Os contos de amor presentes em “Caminhos depois da ponte” em nada se assemelham aos enfadonhos “felizes para sempre”, porque a escritora é lúcida em mostrar que, embora haja sentimento, os seres podem ser incompatíveis. Há um leitmotiv que percorre suas páginas, a saber: amamos o amor, e quando ele se concretiza em interações entre um casal, na grande maioria das vezes, os percalços forçam ao rompimento.

Ademais, sua infância na vila de Marcílio Dias, sua origem, sua família, suas irmãs e irmãos, seus anos como aluna interna de colégio de freira, a Guerra do Contestado que assolou sua cidade, também são pano de fundo para suas composições literárias que, imbricando remembranças e liberdade criativa, brindam o leitor com enredos em que o clímax narrativo é digno de ser transporto para as telas do cinema.

Sua maneira de descrever minuciosamente os ambientes e as personagens muito se assemelha ao estilo do escritor francês Gustav Flaubert, cujos livros certamente foram lidos e relidos pela grande leitora que é.

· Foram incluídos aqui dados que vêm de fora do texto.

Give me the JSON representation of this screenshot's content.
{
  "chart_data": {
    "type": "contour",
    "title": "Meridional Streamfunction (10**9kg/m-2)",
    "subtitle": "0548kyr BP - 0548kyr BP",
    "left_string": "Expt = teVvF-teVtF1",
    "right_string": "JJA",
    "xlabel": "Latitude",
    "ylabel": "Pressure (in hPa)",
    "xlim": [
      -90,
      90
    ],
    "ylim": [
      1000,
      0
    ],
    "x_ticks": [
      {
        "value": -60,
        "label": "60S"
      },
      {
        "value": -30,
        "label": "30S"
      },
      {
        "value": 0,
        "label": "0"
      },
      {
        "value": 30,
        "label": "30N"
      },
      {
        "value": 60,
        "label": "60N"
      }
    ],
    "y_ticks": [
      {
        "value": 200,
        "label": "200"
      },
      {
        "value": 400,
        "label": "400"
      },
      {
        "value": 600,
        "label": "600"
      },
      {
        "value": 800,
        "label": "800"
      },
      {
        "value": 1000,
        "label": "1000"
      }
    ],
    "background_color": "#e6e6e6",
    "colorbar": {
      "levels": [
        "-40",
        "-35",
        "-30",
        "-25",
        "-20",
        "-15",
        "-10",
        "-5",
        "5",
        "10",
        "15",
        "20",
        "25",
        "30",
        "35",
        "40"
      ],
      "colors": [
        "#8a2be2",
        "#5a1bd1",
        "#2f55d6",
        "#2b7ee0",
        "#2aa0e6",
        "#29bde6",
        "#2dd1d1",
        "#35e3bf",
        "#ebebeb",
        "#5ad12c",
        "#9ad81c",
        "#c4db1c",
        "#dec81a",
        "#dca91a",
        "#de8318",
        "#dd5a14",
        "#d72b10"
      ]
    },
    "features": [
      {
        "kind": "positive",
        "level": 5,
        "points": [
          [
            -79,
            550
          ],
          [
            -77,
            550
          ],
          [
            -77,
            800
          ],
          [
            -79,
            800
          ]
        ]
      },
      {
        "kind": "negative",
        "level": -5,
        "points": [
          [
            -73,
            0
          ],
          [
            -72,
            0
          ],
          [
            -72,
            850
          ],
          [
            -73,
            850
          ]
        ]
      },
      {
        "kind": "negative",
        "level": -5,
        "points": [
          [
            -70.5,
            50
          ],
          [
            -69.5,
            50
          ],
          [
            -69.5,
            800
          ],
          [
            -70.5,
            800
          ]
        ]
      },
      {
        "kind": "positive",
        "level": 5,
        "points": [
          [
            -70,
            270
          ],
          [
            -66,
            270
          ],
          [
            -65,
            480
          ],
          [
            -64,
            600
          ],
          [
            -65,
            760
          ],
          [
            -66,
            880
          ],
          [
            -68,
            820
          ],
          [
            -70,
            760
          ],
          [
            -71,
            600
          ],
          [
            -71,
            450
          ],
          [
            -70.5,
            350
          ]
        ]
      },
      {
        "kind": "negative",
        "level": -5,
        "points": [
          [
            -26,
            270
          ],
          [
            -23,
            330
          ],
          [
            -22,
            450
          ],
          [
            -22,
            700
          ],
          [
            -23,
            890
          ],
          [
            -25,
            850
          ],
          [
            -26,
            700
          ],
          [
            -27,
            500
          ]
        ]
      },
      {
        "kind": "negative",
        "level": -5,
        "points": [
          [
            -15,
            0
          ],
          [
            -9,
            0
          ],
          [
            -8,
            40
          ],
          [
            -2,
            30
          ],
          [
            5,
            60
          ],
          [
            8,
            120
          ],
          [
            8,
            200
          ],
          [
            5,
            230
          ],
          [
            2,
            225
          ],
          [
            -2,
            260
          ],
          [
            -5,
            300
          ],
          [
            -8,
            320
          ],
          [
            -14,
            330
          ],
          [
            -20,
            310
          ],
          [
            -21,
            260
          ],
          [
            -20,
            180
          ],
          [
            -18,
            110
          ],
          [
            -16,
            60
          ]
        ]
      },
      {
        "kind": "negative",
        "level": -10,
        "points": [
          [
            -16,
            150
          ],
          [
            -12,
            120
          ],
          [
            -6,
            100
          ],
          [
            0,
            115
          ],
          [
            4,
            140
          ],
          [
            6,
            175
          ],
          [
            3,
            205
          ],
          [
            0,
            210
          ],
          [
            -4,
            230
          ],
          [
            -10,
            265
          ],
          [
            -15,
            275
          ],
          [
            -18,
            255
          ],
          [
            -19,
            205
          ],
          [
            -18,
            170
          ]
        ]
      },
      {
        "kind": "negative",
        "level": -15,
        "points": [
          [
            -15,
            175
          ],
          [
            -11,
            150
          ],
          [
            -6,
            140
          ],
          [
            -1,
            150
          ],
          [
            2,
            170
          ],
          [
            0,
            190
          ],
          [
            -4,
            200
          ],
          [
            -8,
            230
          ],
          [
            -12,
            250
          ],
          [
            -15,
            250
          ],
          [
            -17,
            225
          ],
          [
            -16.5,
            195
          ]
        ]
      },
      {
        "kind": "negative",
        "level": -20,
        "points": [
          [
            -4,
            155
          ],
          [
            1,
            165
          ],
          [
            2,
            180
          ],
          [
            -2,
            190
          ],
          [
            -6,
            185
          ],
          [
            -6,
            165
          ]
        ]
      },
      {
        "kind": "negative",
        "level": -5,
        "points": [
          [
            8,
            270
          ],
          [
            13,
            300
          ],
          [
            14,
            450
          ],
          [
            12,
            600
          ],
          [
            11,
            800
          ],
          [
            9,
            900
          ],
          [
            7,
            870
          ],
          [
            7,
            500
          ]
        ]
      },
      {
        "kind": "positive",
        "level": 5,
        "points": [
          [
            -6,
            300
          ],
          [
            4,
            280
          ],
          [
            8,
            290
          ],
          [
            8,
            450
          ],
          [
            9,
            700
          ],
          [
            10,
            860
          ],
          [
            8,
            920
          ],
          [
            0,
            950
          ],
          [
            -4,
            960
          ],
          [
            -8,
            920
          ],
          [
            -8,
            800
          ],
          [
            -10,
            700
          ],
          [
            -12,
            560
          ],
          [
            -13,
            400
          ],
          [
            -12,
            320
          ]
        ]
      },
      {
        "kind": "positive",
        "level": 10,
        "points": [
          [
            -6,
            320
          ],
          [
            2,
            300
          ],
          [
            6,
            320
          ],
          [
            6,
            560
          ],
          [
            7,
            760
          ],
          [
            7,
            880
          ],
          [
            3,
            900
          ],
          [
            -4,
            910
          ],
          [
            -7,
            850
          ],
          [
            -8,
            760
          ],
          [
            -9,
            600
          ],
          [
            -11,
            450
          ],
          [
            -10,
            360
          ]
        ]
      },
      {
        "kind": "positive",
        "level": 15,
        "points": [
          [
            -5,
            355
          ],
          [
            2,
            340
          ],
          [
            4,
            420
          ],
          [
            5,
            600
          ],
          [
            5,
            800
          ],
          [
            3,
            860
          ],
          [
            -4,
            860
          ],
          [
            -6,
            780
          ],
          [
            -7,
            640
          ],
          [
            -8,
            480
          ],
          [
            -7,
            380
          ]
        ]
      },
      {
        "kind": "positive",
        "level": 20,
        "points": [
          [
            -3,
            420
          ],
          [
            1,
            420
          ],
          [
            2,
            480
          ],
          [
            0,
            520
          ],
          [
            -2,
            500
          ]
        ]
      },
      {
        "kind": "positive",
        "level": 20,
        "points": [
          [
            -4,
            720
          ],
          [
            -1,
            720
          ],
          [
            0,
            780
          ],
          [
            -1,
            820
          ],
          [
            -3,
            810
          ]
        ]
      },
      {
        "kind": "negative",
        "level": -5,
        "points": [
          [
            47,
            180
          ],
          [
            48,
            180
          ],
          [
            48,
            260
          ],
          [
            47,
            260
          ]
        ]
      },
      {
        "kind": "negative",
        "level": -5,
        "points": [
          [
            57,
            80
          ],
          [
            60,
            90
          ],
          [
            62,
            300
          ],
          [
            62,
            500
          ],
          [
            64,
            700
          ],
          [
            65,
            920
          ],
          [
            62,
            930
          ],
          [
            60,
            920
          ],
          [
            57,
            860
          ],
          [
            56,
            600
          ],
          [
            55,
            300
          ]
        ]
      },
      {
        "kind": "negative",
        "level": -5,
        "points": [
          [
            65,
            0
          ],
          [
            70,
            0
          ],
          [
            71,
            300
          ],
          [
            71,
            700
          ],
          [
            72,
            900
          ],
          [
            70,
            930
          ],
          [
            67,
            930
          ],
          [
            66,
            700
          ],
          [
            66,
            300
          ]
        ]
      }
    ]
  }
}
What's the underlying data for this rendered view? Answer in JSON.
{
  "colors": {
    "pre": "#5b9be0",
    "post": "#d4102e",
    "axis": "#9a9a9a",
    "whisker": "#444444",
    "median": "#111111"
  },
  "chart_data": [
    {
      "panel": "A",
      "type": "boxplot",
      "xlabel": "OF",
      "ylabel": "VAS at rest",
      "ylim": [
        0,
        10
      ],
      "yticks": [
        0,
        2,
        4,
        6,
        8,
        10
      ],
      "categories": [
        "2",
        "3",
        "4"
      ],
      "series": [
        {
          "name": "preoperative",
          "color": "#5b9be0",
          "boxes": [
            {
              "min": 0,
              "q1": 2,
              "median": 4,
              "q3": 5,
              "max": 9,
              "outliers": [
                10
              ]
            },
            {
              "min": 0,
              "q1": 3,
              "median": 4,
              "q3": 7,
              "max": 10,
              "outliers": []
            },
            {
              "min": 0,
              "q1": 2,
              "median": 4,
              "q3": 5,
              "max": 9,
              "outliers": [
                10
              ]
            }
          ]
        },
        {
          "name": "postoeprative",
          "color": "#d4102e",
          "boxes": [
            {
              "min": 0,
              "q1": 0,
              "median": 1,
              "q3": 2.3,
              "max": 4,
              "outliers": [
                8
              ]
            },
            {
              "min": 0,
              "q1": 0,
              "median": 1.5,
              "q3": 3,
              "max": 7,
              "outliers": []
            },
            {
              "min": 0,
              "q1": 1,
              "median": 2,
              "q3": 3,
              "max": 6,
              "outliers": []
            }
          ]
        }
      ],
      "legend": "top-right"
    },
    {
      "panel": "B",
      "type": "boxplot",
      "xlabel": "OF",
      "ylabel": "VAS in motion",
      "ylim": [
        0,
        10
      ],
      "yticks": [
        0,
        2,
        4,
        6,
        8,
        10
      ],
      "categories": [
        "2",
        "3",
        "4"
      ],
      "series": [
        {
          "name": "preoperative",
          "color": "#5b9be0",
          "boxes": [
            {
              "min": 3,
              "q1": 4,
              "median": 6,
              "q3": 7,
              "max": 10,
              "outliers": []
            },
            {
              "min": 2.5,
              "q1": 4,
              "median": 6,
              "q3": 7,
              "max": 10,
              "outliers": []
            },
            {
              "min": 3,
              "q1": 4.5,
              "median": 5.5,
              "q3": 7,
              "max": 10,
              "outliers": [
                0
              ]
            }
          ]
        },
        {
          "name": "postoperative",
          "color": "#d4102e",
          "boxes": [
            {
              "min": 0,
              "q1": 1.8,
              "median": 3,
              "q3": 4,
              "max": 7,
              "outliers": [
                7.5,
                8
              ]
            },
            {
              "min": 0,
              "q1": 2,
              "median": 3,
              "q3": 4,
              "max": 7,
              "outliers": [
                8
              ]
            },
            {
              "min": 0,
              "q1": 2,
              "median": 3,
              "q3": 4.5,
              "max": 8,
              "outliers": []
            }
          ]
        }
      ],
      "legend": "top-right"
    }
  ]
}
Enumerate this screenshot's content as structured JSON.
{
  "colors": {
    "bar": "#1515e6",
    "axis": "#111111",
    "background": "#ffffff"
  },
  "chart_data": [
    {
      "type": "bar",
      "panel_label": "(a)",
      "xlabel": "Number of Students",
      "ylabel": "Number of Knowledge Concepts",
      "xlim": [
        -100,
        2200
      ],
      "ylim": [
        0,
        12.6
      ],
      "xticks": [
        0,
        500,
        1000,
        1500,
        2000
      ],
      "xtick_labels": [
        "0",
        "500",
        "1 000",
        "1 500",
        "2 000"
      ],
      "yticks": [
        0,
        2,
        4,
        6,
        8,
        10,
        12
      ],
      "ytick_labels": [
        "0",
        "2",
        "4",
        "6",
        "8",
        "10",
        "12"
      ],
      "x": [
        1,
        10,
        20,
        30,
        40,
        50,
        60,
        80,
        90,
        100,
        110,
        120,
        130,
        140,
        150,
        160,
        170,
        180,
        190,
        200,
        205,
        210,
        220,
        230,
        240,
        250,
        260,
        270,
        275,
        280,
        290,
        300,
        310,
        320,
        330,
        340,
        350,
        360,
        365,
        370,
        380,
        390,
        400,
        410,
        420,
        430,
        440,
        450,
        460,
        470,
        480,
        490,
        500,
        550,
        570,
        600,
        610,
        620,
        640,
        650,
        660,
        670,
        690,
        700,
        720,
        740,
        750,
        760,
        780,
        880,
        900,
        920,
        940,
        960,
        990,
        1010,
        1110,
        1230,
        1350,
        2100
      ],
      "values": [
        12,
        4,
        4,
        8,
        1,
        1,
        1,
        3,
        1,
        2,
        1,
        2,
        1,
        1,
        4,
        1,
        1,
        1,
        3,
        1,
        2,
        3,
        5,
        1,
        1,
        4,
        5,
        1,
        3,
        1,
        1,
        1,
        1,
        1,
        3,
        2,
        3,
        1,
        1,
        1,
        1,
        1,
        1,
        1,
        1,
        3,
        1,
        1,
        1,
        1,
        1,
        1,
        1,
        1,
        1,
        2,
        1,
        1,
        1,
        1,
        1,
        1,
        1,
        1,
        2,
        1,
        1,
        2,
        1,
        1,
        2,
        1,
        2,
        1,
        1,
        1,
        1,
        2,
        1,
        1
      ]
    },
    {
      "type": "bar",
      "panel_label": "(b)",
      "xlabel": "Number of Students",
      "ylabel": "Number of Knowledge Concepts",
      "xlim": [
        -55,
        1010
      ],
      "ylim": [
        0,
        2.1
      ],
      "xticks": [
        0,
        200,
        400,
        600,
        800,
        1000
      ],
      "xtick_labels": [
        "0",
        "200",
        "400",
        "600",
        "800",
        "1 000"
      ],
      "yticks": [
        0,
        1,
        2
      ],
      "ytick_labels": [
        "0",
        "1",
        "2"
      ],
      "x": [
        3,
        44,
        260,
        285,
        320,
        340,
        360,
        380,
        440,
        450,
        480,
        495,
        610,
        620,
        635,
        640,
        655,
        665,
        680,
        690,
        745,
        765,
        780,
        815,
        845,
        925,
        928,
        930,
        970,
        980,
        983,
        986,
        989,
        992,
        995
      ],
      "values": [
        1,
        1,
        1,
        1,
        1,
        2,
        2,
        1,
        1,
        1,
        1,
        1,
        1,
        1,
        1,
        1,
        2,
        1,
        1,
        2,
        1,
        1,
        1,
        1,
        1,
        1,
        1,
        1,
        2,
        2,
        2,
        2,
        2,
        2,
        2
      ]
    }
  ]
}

Quem o leu, provavelmente faz as inferências intertextuais quando se depara com excertos como este:

E então apareceu a patroa. Vomitando desdém e arrogância de dentro de um vestido de tafetá, de listas grossas, em roxo e branco, que descia até dois palmos abaixo do joelho. Um colar de pérolas, flagrantemente artificiais – naquela época as boas joias e adereços podiam ser usados abertamente, sem riscos -, com duas voltas a descer até abaixo da cintura. Sapatos de salto agulha, negros cabelos ondeados e presa ao lado uma rosa de veludo bordô. Enrodilhada em uma das mãos o colar e na outra uma longa e antipática piteira com uma cigarrilha acesa (DITTRICH, 2021, p.196).

O leitor poderá constatar que todas as narrativas são estonteantes. No entanto, por meu gosto pessoal, as que mais me comovem são as metalinguísticas, ou seja, as que têm como núcleo o próprio ato literário. É incrível saber que Adair sempre desejou escrever e, depois de jubilada de sua carreira médica, deu início a uma frutífera série de publicações, muito embora já escrevesse para vários periódicos. Dessa temática, “Um tesouro nas águas barrentas do arroio” é a mais enternecedora, porque fala do legado da escrita, da garota que amava livros e, por ser incompreendida, teve seu talento com as letras ceifado. Mesmo assim, deixou como herança, para nós, leitores, esse diamante. Cabe, a cada um, lapidá-lo!

Adair Dittrich está fazendo sua parte, nos presenteando com seus tesouros, e você, leitor, está apreciando? Deixará que a literatura o envolva e o transforme como fez comigo?

(DITTRICH, Adair. Caminhos depois da ponte. Canoinhas: UAW!, 2021).